Per riunire le due parti illusoriamente separate dobbiamo camminare sul filo del rasoio. Cosa vuol dire?
Per prima cosa, dobbiamo sapere di essere irritati. Molti non lo sanno neppure. Quindi, passo numero uno: consapevolezza dell’irritazione nascente. In zazen, quando cominciamo a conoscere la nostra mente e le nostre reazioni, acquistiamo la consapevolezza: “Sì, sono irritato”.
La pratica vuol dire comprendere il filo del rasoio e lavorarci su. Viviamo nell’illusione della separazione, che noi stessi abbiamo creato. Se ci sentiamo minacciati, se un aspetto della vita non ci piace, si avvia la preoccupazione e l’esame delle possibili soluzioni per cavarcela. È la reazione comune. Non abbiamo intenzione di essere con la vita così com’è perché può esserci sofferenza, che è inaccettabile. Da una malattia grave alla più insignificante contrarietà, non siamo disposti ad accettare. Non vogliamo sopportare, non vogliamo essere la sofferenza, se ci si offre anche una minima via di scampo. Vogliamo risolvere il problema, superarlo, eliminarlo. È qui che dobbiamo comprendere la pratica di camminare sul filo del rasoio, ogni volta che iniziamo a sentirci irritati, arrabbiati, risentiti o scontenti.

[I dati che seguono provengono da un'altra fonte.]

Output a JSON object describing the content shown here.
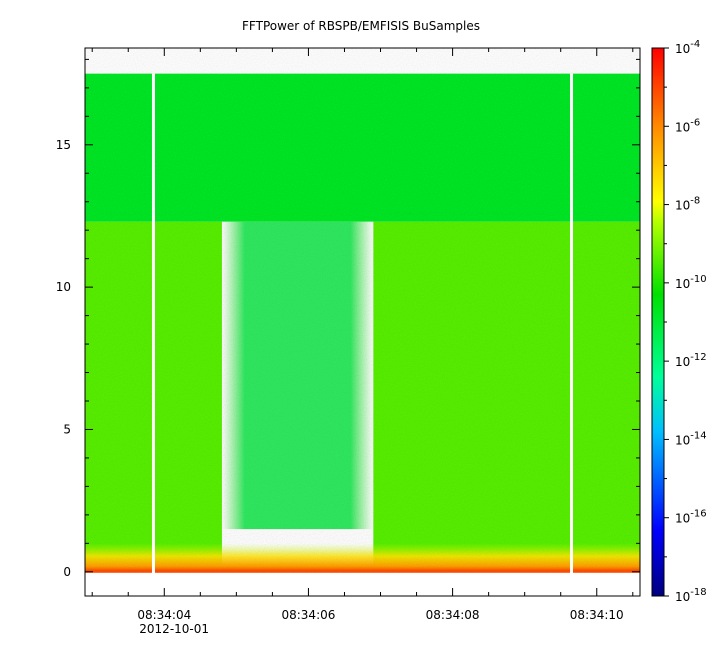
{
  "chart_data": {
    "type": "heatmap",
    "title": "FFTPower of RBSPB/EMFISIS  BuSamples",
    "xlabel": "",
    "ylabel": "",
    "x_axis": {
      "type": "time",
      "range": [
        "2012-10-01 08:34:02.9",
        "2012-10-01 08:34:10.6"
      ],
      "ticks": [
        {
          "value": "08:34:04",
          "label": "08:34:04",
          "sublabel": "2012-10-01"
        },
        {
          "value": "08:34:06",
          "label": "08:34:06",
          "sublabel": ""
        },
        {
          "value": "08:34:08",
          "label": "08:34:08",
          "sublabel": ""
        },
        {
          "value": "08:34:10",
          "label": "08:34:10",
          "sublabel": ""
        }
      ]
    },
    "y_axis": {
      "range": [
        -0.85,
        18.4
      ],
      "ticks": [
        0,
        5,
        10,
        15
      ],
      "tick_labels": [
        "0",
        "5",
        "10",
        "15"
      ]
    },
    "colorbar": {
      "scale": "log",
      "range": [
        1e-18,
        0.0001
      ],
      "colormap": "rainbow",
      "tick_exponents": [
        -18,
        -16,
        -14,
        -12,
        -10,
        -8,
        -6,
        -4
      ],
      "tick_base": "10"
    },
    "data_extent": {
      "y_min": 0,
      "y_max": 17.5
    },
    "gaps": [
      "08:34:03.85",
      "08:34:09.65"
    ],
    "regions": [
      {
        "description": "",
        "time_start": "08:34:02.9",
        "time_end": "08:34:04.8",
        "y_min": 0,
        "y_max": 12.3,
        "log_power": -9.4
      },
      {
        "description": "",
        "time_start": "08:34:04.8",
        "time_end": "08:34:06.9",
        "y_min": 1.5,
        "y_max": 12.3,
        "log_power": -10.6
      },
      {
        "description": "",
        "time_start": "08:34:06.9",
        "time_end": "08:34:10.6",
        "y_min": 0,
        "y_max": 12.3,
        "log_power": -9.4
      },
      {
        "description": "",
        "time_start": "08:34:02.9",
        "time_end": "08:34:10.6",
        "y_min": 12.3,
        "y_max": 17.5,
        "log_power": -10.8
      },
      {
        "description": "",
        "time_start": "08:34:02.9",
        "time_end": "08:34:10.6",
        "y_min": 0,
        "y_max": 1.0,
        "log_power": -8.0
      }
    ],
    "grid": false,
    "legend": "colorbar-right"
  },
  "colors": {
    "gap": "#ffffff",
    "axes": "#000000"
  }
}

Ma il primo passo non ci porta ancora sul filo del rasoio. Siamo ancora divisi, ma almeno lo sappiamo. Come rimettere insieme le due parti? Camminare sul filo del rasoio significa appunto essere di nuovo ciò che intrinsecamente siamo: vedere, toccare, udire, odorare. Significa sperimentare qualunque espressione della vita, in questo preciso momento. Siamo irritati, e facciamo esperienza dell’irritazione. Abbiamo paura, e facciamo esperienza della paura. Siamo competitivi, e facciamo esperienza della competitività. Nella pratica, l’esperienza è fisica; non si occupa delle costruzioni mentali sovrapposte all’esperienza.
Fare esperienza non verbale, cioè essere il momento presente: ecco il filo del rasoio. Lì, sul filo, si riuniscono le due strazianti metà. La riunificazione forse non è la felicità, ma ci dà gioia. Capire il filo del rasoio, anzi, camminarci, è la pratica dello Zen. La sua difficoltà nasce dal fatto che non siamo disposti a farlo. Al contrario, siamo dispostissimi a scappare.
Se mi sento offesa, voglio aderire ai pensieri che alimento sull’offesa; voglio aumentare la mia separazione; mi compiaccio di cuocermi in focose idee di lesa maestà. Ma le idee, i pensieri sono una barriera che erigo per non sentire il dolore. Più la mia pratica si affina e più rapidamente mi rendo conto del trucco, ritornando alla nuda esperienza del dolore, il filo del rasoio. Dove, un tempo, sarei rimasta amareggiata per due anni, ora la ferita mi brucia per due mesi, due settimane, due minuti. Una buona pratica mi consente di fare l’esperienza del dolore alla sua comparsa, di salire immediatamente sul filo del rasoio.
Lo stato illuminato consiste nel camminare sempre sul filo del rasoio. Forse non sempre, ma nella maggior parte delle situazioni. Ed è una gioia.